Iscoe’s research suggests most recommended approaches to burnout are focused on combatting exhaustion - things like taking time off, going for long walks, facials, organising your shoe closet.

"While exhaustion is an element of burnout for a high achieving people pleaser, it’s not the thing that is causing burnout. So you can’t approach it with self-care activities. 

"The sweet spot is actually very simple in concept, but very hard in reality - the 'fix' is actually a question: 'what is it that I really need right now to feel more like me?' Simple right? But the answer is not. 


"So for me, I had to ask that hard question - what is it that I need right now to feel more like me?"

"What I was passionate about is people - I love people and figuring out how they work.

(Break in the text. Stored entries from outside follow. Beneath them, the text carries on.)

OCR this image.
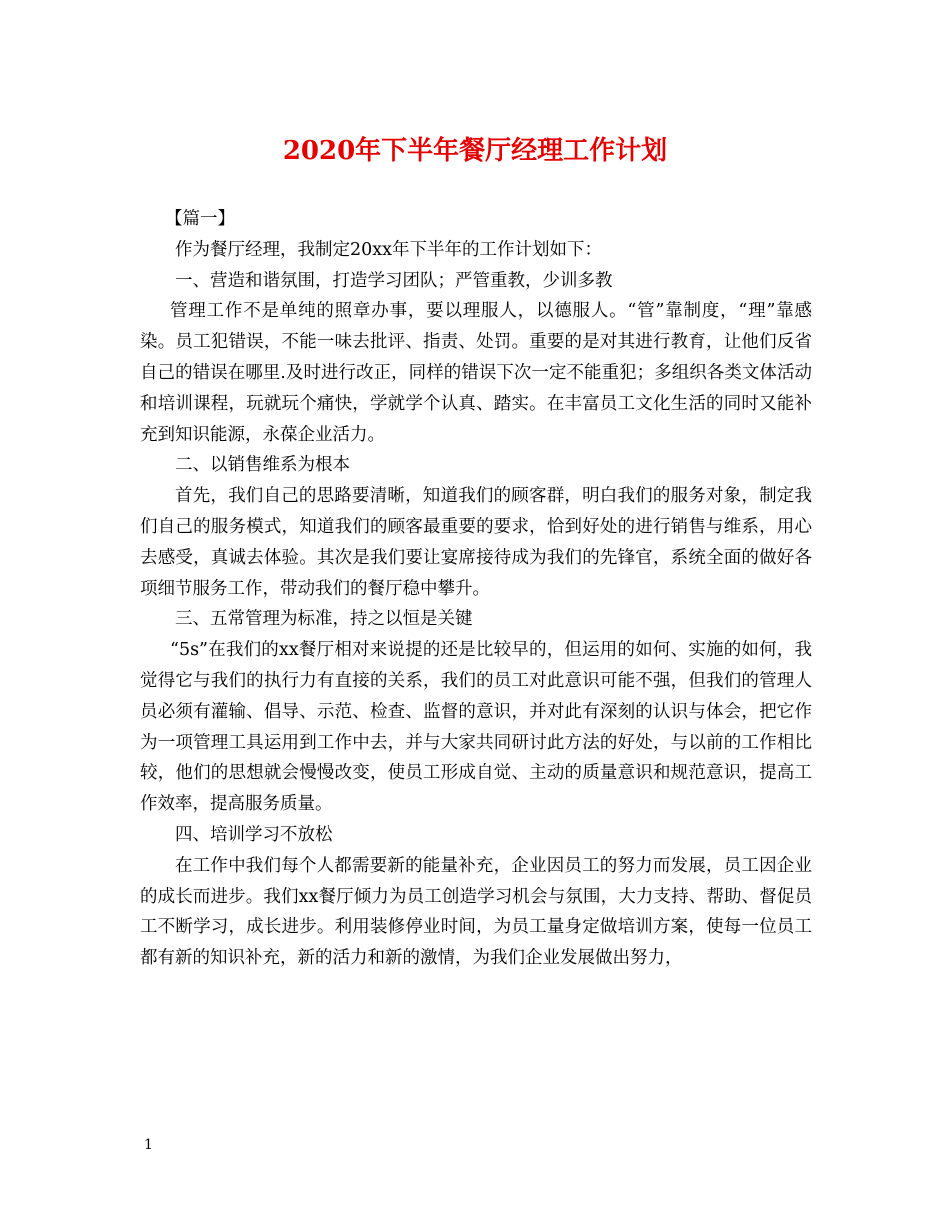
2020年下半年餐厅经理工作计划

【篇一】

作为餐厅经理，我制定20xx年下半年的工作计划如下：

一、营造和谐氛围，打造学习团队；严管重教，少训多教

管理工作不是单纯的照章办事，要以理服人，以德服人。“管”靠制度，“理”靠感染。员工犯错误，不能一味去批评、指责、处罚。重要的是对其进行教育，让他们反省自己的错误在哪里.及时进行改正，同样的错误下次一定不能重犯；多组织各类文体活动和培训课程，玩就玩个痛快，学就学个认真、踏实。在丰富员工文化生活的同时又能补充到知识能源，永葆企业活力。

二、以销售维系为根本

首先，我们自己的思路要清晰，知道我们的顾客群，明白我们的服务对象，制定我们自己的服务模式，知道我们的顾客最重要的要求，恰到好处的进行销售与维系，用心去感受，真诚去体验。其次是我们要让宴席接待成为我们的先锋官，系统全面的做好各项细节服务工作，带动我们的餐厅稳中攀升。

三、五常管理为标准，持之以恒是关键

“5s”在我们的xx餐厅相对来说提的还是比较早的，但运用的如何、实施的如何，我觉得它与我们的执行力有直接的关系，我们的员工对此意识可能不强，但我们的管理人员必须有灌输、倡导、示范、检查、监督的意识，并对此有深刻的认识与体会，把它作为一项管理工具运用到工作中去，并与大家共同研讨此方法的好处，与以前的工作相比较，他们的思想就会慢慢改变，使员工形成自觉、主动的质量意识和规范意识，提高工作效率，提高服务质量。

四、培训学习不放松

在工作中我们每个人都需要新的能量补充，企业因员工的努力而发展，员工因企业的成长而进步。我们xx餐厅倾力为员工创造学习机会与氛围，大力支持、帮助、督促员工不断学习，成长进步。利用装修停业时间，为员工量身定做培训方案，使每一位员工都有新的知识补充，新的活力和新的激情，为我们企业发展做出努力，

1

But … showing the world who I really was and what I really wanted to talk about, was not a comfortable side step."

Rogers agrees. 

"Anger is the best kind of emotional messenger, to reflect, assess and enact change; update a boundary, express yourself more fully, enact change for life to feel more fair and balanced. 

"It needs immediate attention; it requires rest and a serious re-evaluation of life; don't let it linger and fester, as it can be managed with the right help and support."

Iscoe is now working in a field she loves, as a researcher, keynote speaker and media commentator specialising in the neglected concept of self respect and how it influences and improves the lives of high achieving people pleasers. 

Thanks to understanding her burnout, and her rage, her relationship with her partner is also better than ever. 

"I always describe this period as being forced to lose everything so you know what is worth hanging onto."

Feature image: Getty.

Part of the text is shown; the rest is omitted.